Ilumencarnados seres

Três trópicos da tropicália

a noite de “alegria, alegria”

Parti para a aventura de “Alegria, alegria” como para a conquista da liberdade. Depois do fato consumado, eu sentia a euforia de quem quebrou corajosamente amarras inaceitáveis. Gil, ao contrário, considerando que, se se dava tamanho peso ao que se passava em música popular, e se nós estávamos tomando atitudes drásticas em relação a ela, algo pesado deveria nos acontecer em conseqüência ‑ um cálculo que eu, em minha excitação, evitei ‑, entrou em pânico.
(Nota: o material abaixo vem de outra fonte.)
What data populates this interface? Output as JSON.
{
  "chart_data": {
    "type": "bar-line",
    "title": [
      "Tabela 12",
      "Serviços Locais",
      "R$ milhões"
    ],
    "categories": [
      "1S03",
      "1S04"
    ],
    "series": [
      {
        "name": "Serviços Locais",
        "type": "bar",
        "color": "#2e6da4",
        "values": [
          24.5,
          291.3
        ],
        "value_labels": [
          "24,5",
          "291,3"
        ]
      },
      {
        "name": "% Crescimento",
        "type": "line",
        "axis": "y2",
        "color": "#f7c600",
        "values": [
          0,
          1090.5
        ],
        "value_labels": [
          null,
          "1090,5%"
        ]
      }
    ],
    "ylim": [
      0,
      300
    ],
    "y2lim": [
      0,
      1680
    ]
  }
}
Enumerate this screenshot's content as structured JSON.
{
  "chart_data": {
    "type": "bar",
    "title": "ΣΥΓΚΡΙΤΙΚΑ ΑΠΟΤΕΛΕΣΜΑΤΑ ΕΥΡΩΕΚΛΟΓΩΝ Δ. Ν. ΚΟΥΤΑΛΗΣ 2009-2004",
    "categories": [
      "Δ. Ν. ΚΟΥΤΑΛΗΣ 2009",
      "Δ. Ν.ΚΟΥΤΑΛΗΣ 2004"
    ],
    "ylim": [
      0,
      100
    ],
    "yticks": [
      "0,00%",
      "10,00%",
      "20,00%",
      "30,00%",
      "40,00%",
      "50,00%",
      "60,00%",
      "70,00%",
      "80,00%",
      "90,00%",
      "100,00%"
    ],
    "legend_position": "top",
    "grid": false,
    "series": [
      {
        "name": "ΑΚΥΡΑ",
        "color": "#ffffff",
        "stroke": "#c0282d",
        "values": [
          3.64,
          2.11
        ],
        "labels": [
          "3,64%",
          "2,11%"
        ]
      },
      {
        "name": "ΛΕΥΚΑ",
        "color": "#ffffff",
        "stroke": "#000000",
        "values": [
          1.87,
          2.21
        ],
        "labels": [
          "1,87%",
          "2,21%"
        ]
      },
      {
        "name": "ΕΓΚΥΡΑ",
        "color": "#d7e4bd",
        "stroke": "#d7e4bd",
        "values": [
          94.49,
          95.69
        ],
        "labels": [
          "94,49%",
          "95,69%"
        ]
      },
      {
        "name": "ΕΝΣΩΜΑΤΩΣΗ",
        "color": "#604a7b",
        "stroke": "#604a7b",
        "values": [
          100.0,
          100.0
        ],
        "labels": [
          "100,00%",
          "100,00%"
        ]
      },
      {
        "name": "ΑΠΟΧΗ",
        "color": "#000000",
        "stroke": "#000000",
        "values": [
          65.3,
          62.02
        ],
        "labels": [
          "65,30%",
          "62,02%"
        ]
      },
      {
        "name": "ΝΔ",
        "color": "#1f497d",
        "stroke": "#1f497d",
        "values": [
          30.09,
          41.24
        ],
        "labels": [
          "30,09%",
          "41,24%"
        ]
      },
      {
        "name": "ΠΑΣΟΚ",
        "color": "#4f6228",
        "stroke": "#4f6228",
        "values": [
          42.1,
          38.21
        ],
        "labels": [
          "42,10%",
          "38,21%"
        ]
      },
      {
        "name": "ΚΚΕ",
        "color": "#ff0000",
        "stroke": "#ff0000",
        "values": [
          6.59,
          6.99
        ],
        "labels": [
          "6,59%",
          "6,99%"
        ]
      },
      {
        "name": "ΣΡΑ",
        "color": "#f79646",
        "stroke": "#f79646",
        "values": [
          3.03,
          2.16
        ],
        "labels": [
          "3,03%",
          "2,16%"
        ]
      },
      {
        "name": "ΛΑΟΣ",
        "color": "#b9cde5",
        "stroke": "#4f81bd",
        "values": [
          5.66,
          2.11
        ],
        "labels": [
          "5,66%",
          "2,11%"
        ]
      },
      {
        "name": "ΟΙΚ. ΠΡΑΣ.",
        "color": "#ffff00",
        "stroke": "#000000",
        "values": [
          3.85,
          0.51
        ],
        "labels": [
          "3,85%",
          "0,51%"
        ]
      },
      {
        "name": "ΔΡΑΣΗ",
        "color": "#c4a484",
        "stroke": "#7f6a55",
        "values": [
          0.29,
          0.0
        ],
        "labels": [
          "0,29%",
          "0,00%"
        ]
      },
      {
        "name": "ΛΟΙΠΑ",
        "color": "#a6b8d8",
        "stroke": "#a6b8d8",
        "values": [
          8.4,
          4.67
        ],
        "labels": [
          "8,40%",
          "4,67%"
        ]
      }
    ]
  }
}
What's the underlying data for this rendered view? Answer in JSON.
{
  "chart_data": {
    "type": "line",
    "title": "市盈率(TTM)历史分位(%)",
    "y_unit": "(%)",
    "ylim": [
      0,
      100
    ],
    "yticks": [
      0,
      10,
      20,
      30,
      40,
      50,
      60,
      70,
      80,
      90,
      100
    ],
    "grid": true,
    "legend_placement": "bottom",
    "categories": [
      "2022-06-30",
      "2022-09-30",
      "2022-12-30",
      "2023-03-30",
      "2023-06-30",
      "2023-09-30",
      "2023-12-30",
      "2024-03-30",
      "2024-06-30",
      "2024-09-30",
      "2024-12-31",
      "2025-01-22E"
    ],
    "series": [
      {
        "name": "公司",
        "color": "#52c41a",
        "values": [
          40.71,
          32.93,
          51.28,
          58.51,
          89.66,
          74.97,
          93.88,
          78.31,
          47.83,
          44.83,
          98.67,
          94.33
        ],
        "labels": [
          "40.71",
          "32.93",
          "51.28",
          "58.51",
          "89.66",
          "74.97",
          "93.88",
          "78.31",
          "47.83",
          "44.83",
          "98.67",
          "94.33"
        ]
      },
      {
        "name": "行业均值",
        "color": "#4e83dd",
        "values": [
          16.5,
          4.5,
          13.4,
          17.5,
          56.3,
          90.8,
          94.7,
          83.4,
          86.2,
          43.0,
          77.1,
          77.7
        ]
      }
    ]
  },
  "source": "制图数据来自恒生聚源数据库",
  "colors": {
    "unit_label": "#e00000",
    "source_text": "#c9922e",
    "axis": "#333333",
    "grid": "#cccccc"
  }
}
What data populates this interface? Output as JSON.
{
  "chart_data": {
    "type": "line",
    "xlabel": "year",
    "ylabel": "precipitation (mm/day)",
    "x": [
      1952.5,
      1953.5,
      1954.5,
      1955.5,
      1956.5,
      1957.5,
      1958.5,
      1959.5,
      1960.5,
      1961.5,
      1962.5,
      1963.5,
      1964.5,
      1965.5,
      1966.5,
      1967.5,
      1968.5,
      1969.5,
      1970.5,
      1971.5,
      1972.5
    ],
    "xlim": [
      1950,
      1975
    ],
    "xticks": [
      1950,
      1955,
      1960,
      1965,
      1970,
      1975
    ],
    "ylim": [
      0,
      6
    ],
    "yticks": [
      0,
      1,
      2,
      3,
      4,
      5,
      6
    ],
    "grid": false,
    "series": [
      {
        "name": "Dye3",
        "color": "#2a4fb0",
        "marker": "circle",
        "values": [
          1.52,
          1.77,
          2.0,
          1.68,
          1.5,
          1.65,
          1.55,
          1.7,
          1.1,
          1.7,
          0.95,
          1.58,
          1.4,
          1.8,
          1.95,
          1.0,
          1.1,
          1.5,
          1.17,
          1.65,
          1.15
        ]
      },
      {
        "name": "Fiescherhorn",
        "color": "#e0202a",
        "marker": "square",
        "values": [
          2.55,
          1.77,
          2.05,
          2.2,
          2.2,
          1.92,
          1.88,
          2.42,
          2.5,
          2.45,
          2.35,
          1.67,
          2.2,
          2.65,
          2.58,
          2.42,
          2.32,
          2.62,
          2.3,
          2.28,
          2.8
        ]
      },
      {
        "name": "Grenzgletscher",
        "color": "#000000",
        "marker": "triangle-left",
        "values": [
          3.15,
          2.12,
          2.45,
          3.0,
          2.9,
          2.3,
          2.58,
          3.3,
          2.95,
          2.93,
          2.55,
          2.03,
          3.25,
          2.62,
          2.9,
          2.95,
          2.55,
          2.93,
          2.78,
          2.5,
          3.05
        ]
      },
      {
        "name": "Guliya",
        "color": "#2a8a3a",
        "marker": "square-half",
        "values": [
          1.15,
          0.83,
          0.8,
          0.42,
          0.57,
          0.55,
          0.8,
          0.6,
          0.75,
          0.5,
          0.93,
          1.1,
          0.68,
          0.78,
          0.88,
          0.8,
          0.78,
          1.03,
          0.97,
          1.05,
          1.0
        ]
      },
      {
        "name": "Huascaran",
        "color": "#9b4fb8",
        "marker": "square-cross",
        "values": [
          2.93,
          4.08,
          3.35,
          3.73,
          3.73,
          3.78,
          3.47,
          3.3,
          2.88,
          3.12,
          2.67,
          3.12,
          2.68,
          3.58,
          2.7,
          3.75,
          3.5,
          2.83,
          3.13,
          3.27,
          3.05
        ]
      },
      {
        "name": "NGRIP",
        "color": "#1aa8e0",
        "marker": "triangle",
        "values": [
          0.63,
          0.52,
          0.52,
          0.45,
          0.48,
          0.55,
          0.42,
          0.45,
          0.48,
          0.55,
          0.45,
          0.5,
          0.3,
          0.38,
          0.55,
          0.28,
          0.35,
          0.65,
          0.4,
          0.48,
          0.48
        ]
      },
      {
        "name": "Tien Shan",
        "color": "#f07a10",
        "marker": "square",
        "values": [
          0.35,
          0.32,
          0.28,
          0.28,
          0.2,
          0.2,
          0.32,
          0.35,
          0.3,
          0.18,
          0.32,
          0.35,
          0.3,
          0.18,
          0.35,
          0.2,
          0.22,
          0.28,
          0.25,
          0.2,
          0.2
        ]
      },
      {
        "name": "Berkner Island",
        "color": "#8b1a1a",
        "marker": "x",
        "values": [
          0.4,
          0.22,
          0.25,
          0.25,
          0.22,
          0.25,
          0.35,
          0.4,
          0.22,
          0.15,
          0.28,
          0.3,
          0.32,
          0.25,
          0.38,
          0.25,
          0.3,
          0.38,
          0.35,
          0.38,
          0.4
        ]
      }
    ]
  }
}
Na noite de apresentação de “Domingo no parque”, ele se escondeu sob os cobertores, no quarto do hotel (nós estávamos morando provisoriamente no Hotel Danúbio, em São Paulo), tremendo com o que parecia ser uma febre repentina, e se recusou a ir para o teatro (…) Nana, que tinha cantado “Bom dia”, do próprio Gil, no mesmo festival, para os apupos da platéia, esforçava‑se para convencê‑lo a ir enfrentar o seu destino. Guilherme Araújo também intercedeu. O espetáculo já ia a meio, quando Paulinho Machado de Carvalho, diretor‑geral (e filho do dono) da TV Record, foi até o Hotel Danúbio e, finalmente, conseguiu arrancá‑lo da cama. A apresentação de Gil foi deslumbrante. Os Mutantes pareciam uma aparição vinda do futuro. A fricção entre o tema afro‑baiano e o som deles era instigante ‑ Beatles + berimbau ou Beatles x berimbau ‑, e a belíssima orquestração de Rogério Duprat dava a tudo aquilo um ar imponente e respeitável que trazia a platéia para anos‑luz de distância do momento em que, apenas um dia antes, esboçou vaiar “Alegria, alegria”. E o próprio Gil, alegre e extrovertido como sempre, não demonstrava em nada o medo de que fora possuído havia poucos minutos.